I try retrain TF Object Detection API model from checkpoint with already .config file for training pipeline with tf.estimator.train_and_evaluate() method like in models/research/object_detection/model_main.py. And it saves checkpoints every N steps or every N seconds.

But I want to save only one best model like in Keras. Is there some way to do it with TF Object Detection API model? Maybe some options/callbacks for tf.Estimator.train or some way to use Detection API with Keras?

Silicon
  • 306
  • 3
  • 11
  • I have to say that both solutions from Sharky and from prouast are correct. I tried up both of them and it works fine. So if somebody have the same issue as I had, you can use any of this options. Thanks a lot to Sharky and prouast for clear and useful answers! – Silicon Mar 07 '19 at 07:18
  • Thanks for this - but where do I have to put that code from thse answers? I am using the default `model_main_tf2.py` script from the Object Detection API for training. Do I need to modify the OD scripts themselves? – Matthias Mar 02 '21 at 13:50

3 Answers3

7

I have been using https://github.com/bluecamel/best_checkpoint_copier which works well for me.

Example:

best_copier = BestCheckpointCopier(
   name='best', # directory within model directory to copy checkpoints to
   checkpoints_to_keep=10, # number of checkpoints to keep
   score_metric='metrics/total_loss', # metric to use to determine "best"
   compare_fn=lambda x,y: x.score < y.score, # comparison function used to determine "best" checkpoint (x is the current checkpoint; y is the previously copied checkpoint with the highest/worst score)
   sort_key_fn=lambda x: x.score,
   sort_reverse=False) # sort order when discarding excess checkpoints

pass it to your eval_spec:

eval_spec = tf.estimator.EvalSpec(
   ...
   exporters=best_copier,
   ...)
prouast
  • 1,176
  • 1
  • 12
  • 17
  • Thanks for this - but where do I have to put that code? I am using the default `model_main_tf2.py` script from the Object Detection API for training. Do I need to modify the OD scripts themselves? – Matthias Mar 02 '21 at 13:48
6

You can try using BestExporter. As far as I know, it's the only option for what you're trying to do.

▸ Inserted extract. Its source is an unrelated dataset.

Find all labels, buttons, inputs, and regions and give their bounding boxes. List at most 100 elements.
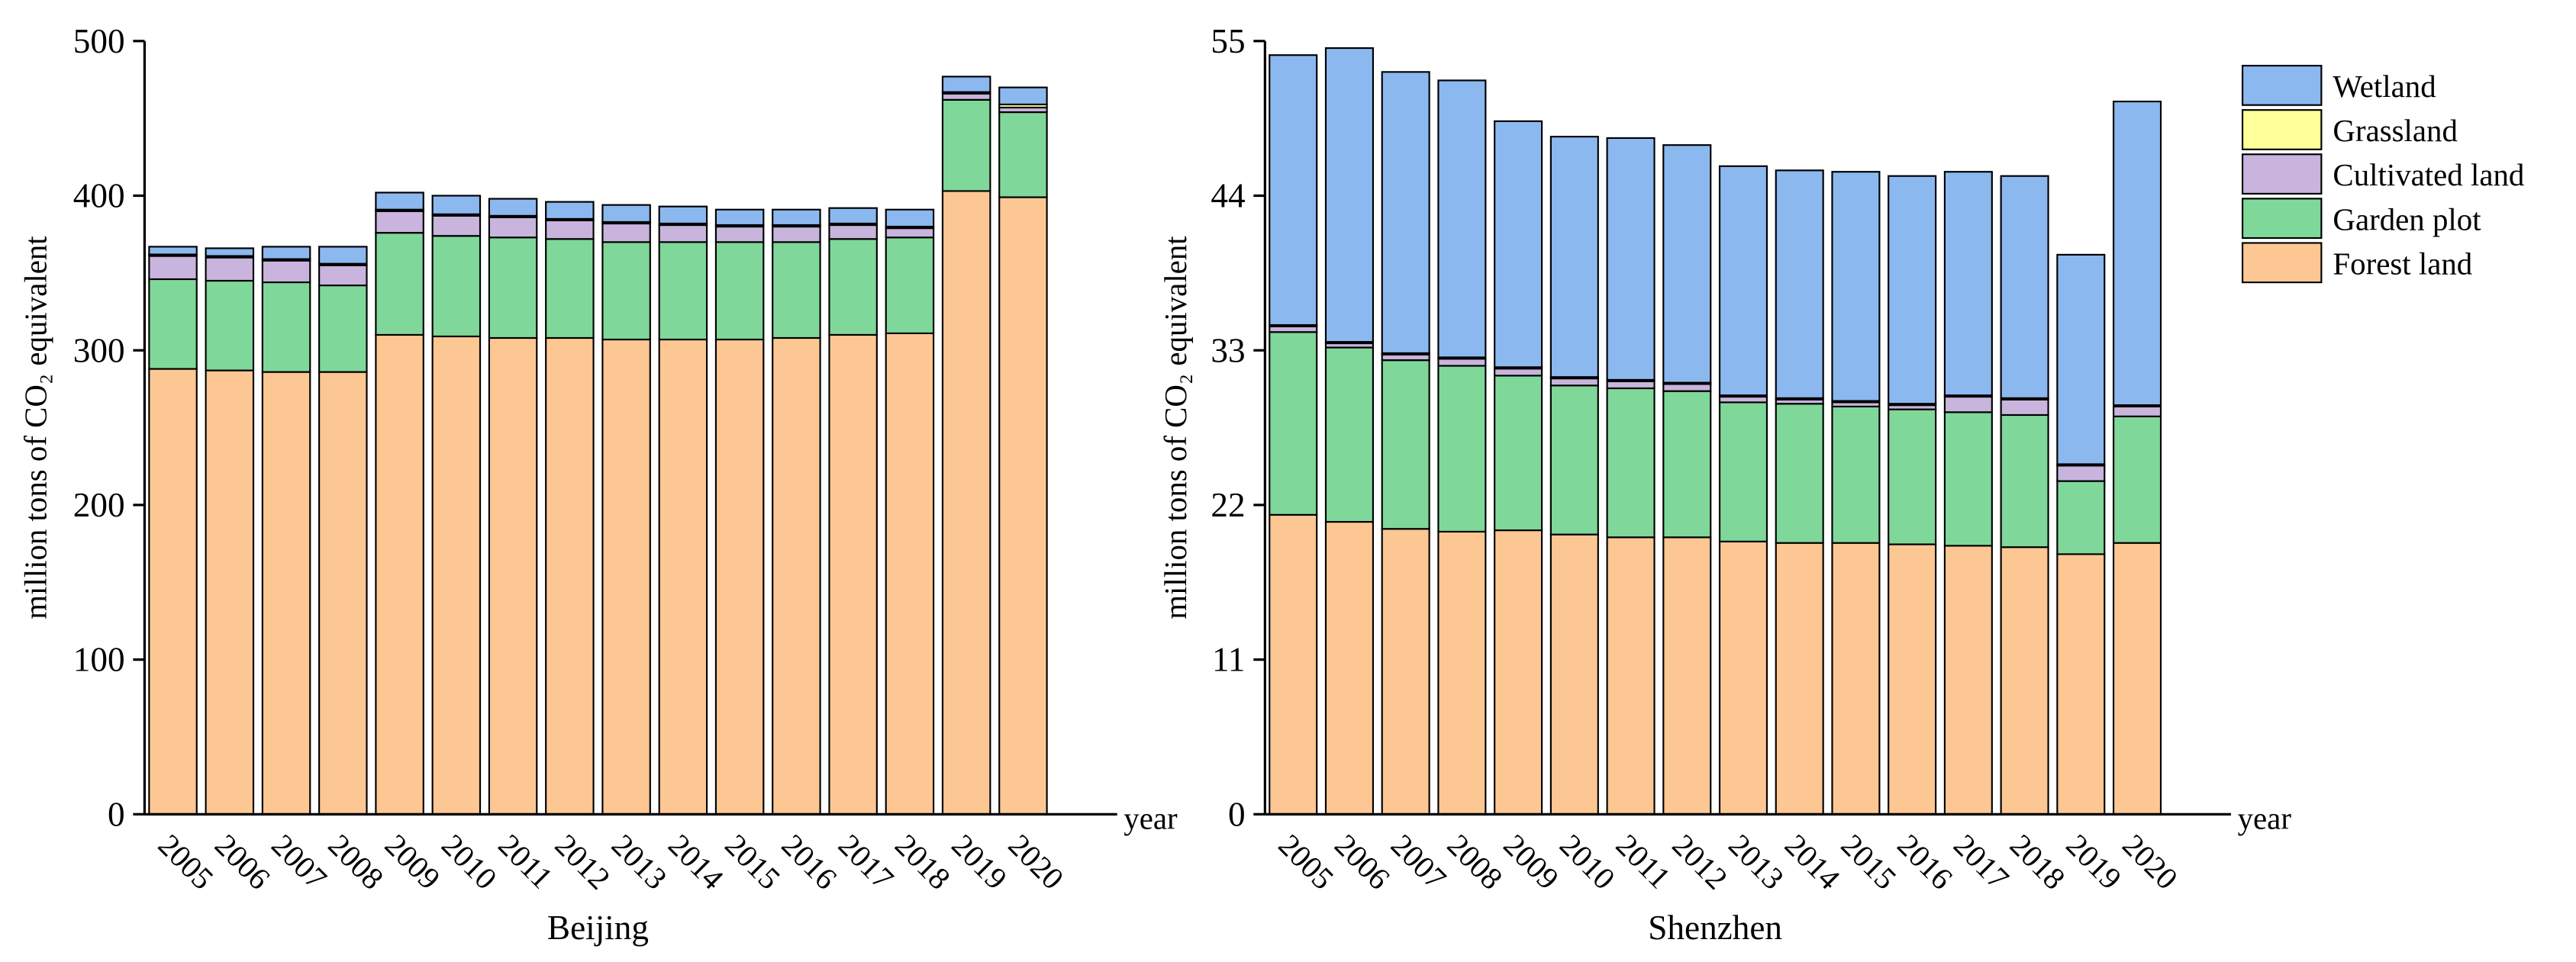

exporter = tf.estimator.BestExporter(
      compare_fn=_loss_smaller,
      exports_to_keep=5)

eval_spec = tf.estimator.EvalSpec(
    input_fn,
    steps,
    exporters)

https://www.tensorflow.org/api_docs/python/tf/estimator/BestExporter

Sharky
  • 4,473
  • 2
  • 19
  • 27
  • 1
    I see that the exporter exports files in a slightly different format `saved_model.pb`.. and the meta file (example: `model.ckpt-3073.meta`) is missing... are they equivalent to use? I remember `*.pb` is generated after exporting frozen inference graph. – Pratik Khadloya Apr 20 '20 at 00:45
  • `BestExporter` also saves ckpt, despite that it is not copied to a new folder, which is doomed to be cleared if new ckpts are generated (say `keep_checkpoint_max=5` in `tf.estimator.RunConfig`), where @prouast 's answer will fit. – MeadowMuffins Dec 21 '20 at 06:38
1

If you are training using the models repo of tensorflow/models. models/research/object_detection/model_lib.py file create_train_and_eval_specs function can be modified to include the best exporter:

final_exporter = tf.estimator.FinalExporter(
    name=final_exporter_name, serving_input_receiver_fn=predict_input_fn)

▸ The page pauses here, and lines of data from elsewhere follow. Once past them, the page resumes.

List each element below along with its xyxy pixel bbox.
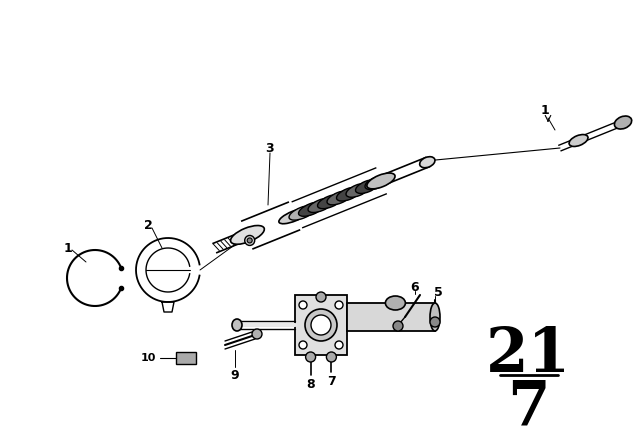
Ellipse shape <box>279 209 308 224</box>
Ellipse shape <box>614 116 632 129</box>
Circle shape <box>305 309 337 341</box>
Ellipse shape <box>365 176 388 190</box>
Ellipse shape <box>569 134 588 146</box>
Ellipse shape <box>308 198 333 212</box>
Circle shape <box>311 315 331 335</box>
Ellipse shape <box>298 202 324 216</box>
Ellipse shape <box>337 187 360 201</box>
Circle shape <box>393 321 403 331</box>
Circle shape <box>247 238 252 243</box>
Circle shape <box>430 317 440 327</box>
Text: 9: 9 <box>230 369 239 382</box>
Circle shape <box>335 341 343 349</box>
Ellipse shape <box>430 303 440 331</box>
Text: 7: 7 <box>507 378 549 438</box>
Circle shape <box>299 341 307 349</box>
Circle shape <box>299 301 307 309</box>
Text: 3: 3 <box>266 142 275 155</box>
Text: 2: 2 <box>143 219 152 232</box>
Ellipse shape <box>252 329 262 339</box>
Ellipse shape <box>346 183 369 197</box>
Circle shape <box>244 236 255 246</box>
Ellipse shape <box>232 319 242 331</box>
Text: 1: 1 <box>541 103 549 116</box>
Text: 1: 1 <box>63 241 72 254</box>
Ellipse shape <box>317 194 342 209</box>
Bar <box>295 295 347 355</box>
Circle shape <box>316 292 326 302</box>
Ellipse shape <box>289 206 316 220</box>
Text: 8: 8 <box>307 378 315 391</box>
Circle shape <box>306 352 316 362</box>
Text: 5: 5 <box>434 285 442 298</box>
Bar <box>176 352 196 364</box>
Text: 6: 6 <box>411 280 419 293</box>
Text: 7: 7 <box>327 375 336 388</box>
Text: 21: 21 <box>485 325 571 385</box>
Ellipse shape <box>420 157 435 168</box>
Text: 10: 10 <box>140 353 156 363</box>
Ellipse shape <box>327 191 351 205</box>
Ellipse shape <box>230 225 264 244</box>
Ellipse shape <box>367 173 395 189</box>
Circle shape <box>335 301 343 309</box>
Circle shape <box>326 352 337 362</box>
Ellipse shape <box>355 180 379 194</box>
Ellipse shape <box>385 296 405 310</box>
Bar <box>347 303 435 331</box>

best_exporter = tf.estimator.BestExporter(
    name="best_exporter",
    serving_input_receiver_fn=predict_input_fn,
    event_file_pattern='eval_eval/*.tfevents.*',
    exports_to_keep=5)
exporters = [final_exporter, best_exporter]

train_spec = tf.estimator.TrainSpec(
    input_fn=train_input_fn, max_steps=train_steps)

eval_specs = [
    tf.estimator.EvalSpec(
        name=eval_spec_name,
        input_fn=eval_input_fn,
        steps=eval_steps,
        exporters=exporters)
]
Pratik Khadloya
  • 12,509
  • 11
  • 81
  • 106